As the principal professional societies representing the population sciences, the Population Association of America and Association of Population Centers wish to express their strong opposition to a proposal introduced on April 19, 2023, in the U.S. House of Representatives that would dramatically cut support for Federal discretionary funding, including all U.S. scientific research and statistical agencies.

The proposal, which is sponsored by the Republican majority in the U.S. House of Representatives, would reduce overall Federal discretionary spending by 22% in Fiscal Year 2024. Funding cutbacks of this magnitude would have devastating consequences for the population sciences.

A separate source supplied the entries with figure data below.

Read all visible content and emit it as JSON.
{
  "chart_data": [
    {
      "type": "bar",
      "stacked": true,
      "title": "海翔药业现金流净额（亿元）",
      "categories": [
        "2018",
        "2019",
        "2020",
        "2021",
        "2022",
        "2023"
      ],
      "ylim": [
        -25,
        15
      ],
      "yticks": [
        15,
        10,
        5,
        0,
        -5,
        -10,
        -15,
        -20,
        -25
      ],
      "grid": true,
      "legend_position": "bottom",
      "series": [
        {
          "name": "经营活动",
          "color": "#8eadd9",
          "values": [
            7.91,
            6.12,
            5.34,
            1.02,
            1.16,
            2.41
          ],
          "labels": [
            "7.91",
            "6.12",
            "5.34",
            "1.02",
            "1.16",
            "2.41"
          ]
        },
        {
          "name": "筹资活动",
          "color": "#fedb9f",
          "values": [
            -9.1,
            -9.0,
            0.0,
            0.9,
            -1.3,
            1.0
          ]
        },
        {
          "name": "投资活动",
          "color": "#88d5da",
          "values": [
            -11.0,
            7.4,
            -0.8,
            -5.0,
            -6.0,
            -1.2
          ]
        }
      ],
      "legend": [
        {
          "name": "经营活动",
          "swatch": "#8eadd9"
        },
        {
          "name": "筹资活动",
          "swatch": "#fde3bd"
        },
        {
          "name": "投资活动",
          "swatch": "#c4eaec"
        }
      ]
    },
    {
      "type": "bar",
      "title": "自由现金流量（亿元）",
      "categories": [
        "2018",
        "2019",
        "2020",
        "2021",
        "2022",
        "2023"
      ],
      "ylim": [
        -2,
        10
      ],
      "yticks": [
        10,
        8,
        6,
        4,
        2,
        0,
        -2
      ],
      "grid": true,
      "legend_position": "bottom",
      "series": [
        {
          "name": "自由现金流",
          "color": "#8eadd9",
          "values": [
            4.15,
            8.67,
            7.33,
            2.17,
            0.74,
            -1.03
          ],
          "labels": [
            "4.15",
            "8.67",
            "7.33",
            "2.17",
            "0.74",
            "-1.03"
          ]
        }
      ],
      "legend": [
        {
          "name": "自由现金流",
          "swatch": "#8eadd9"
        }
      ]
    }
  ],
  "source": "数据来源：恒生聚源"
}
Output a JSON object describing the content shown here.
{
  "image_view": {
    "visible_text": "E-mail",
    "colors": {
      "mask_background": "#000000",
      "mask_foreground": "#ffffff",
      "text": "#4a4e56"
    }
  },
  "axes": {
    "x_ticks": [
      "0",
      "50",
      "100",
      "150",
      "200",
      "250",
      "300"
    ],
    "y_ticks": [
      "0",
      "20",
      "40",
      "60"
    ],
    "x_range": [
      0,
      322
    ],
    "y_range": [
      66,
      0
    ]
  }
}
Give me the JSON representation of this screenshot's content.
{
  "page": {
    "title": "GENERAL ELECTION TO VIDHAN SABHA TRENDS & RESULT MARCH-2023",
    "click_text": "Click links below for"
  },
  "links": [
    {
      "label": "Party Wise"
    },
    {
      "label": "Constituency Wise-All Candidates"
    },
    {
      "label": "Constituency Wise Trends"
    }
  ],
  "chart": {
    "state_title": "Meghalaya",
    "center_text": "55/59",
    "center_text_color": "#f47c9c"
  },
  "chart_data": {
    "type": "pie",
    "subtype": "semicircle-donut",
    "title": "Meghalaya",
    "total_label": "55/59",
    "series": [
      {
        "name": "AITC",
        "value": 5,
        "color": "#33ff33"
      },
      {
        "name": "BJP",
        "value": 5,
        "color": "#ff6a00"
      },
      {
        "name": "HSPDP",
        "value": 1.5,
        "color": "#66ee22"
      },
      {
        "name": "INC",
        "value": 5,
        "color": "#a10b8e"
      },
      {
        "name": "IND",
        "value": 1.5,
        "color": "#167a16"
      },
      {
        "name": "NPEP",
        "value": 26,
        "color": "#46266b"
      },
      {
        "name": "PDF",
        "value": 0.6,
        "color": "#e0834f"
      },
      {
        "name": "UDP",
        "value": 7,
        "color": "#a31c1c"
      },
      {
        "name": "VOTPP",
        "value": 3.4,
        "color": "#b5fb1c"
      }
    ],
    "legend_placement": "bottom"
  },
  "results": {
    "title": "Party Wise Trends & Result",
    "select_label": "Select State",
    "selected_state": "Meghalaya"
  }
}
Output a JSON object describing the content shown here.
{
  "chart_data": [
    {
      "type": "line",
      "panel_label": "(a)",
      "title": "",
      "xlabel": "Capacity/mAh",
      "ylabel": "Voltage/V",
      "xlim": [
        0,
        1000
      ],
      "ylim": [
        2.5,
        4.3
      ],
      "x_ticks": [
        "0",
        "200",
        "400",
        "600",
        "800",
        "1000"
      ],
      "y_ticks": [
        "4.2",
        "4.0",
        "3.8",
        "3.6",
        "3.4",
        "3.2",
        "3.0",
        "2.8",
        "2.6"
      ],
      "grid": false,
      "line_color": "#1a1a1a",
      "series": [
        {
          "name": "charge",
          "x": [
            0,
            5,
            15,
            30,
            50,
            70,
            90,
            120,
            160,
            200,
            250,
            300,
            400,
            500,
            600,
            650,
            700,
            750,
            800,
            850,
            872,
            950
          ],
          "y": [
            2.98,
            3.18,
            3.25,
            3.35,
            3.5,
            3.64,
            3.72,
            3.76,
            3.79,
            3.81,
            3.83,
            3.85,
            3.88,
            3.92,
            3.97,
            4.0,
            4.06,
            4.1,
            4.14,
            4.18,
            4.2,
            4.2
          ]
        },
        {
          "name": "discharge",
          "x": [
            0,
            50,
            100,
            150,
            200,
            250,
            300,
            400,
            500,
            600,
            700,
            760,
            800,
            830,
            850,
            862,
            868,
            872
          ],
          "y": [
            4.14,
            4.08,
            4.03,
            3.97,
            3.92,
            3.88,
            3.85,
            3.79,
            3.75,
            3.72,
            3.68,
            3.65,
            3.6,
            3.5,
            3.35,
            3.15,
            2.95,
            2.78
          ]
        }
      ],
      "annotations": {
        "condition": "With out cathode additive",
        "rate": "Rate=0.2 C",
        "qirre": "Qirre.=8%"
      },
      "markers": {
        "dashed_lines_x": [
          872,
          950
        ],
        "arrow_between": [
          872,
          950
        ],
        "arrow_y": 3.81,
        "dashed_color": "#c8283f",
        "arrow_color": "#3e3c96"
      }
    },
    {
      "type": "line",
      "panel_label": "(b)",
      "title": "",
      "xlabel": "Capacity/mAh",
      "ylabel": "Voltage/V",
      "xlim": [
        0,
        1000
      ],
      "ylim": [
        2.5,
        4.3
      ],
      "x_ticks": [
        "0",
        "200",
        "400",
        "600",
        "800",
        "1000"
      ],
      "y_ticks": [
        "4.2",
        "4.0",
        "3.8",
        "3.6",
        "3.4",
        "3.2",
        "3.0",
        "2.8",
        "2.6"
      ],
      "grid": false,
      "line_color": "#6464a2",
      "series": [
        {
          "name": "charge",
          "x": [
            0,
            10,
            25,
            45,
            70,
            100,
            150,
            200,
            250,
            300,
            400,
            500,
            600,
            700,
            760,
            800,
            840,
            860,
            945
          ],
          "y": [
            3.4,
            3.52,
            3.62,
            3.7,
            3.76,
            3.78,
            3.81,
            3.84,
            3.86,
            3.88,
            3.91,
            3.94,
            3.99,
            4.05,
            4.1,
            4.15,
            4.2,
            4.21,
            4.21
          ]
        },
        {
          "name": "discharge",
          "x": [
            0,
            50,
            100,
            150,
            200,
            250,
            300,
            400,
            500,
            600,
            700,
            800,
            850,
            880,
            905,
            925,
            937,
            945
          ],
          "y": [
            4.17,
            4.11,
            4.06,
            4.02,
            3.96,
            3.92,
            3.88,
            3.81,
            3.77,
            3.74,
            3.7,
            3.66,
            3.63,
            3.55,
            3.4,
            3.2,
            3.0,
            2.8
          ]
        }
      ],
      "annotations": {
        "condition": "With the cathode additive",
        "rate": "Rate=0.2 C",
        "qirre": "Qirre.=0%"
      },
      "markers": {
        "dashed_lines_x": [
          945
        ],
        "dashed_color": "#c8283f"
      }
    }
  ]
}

The two primary scientific agencies that support the field, the National Institutes of Health and National Science Foundation, estimate that a 22% funding reduction would lead to 5,000 and 4,600 fewer awards, respectively. Fewer awards threaten scientific progress on critical issues, such as maternal and child health, reduced U.S. life expectancy, and societal and environmental implications of population change, which population scientists are uniquely trained to address. Further, the future of proposed NIH initiatives on rural health, rising midlife mortality rates, and socioeconomic disparities is jeopardized. Statistical agencies, including the U.S. Census Bureau, National Center for Health Statistics, and Bureau of Labor Statistics, would be stymied in their efforts to, among other things, revise Federal race and ethnicity data collection standards, enhance the quality and accessibility of data regarding health, income, and employment, and strengthen data confidentiality. We fear that these cuts would inevitably lead to reductions in existing awards, forcing scientists to eliminate staff, curtail surveys, and, regrettably, terminate training opportunities for the next generation of scientists.

In Fiscal Year 2023, Congress and the Biden Administration worked together to enact appropriations bills that robustly funded all Federal agencies. We recognize and respect renewed calls for fiscal accountability and efficiency. However, arbitrarily slashing funding across-the-board without regard for the immediate and long-term impacts on our nation’s scientific workforce and the public that benefits from its productivity is irresponsible and reckless. We urge Congress to work together with the Biden Administration in a thoughtful, deliberate manner to not only lift our nation’s debt ceiling, but also to sufficiently fund the Federal government in Fiscal Year 2024 and beyond.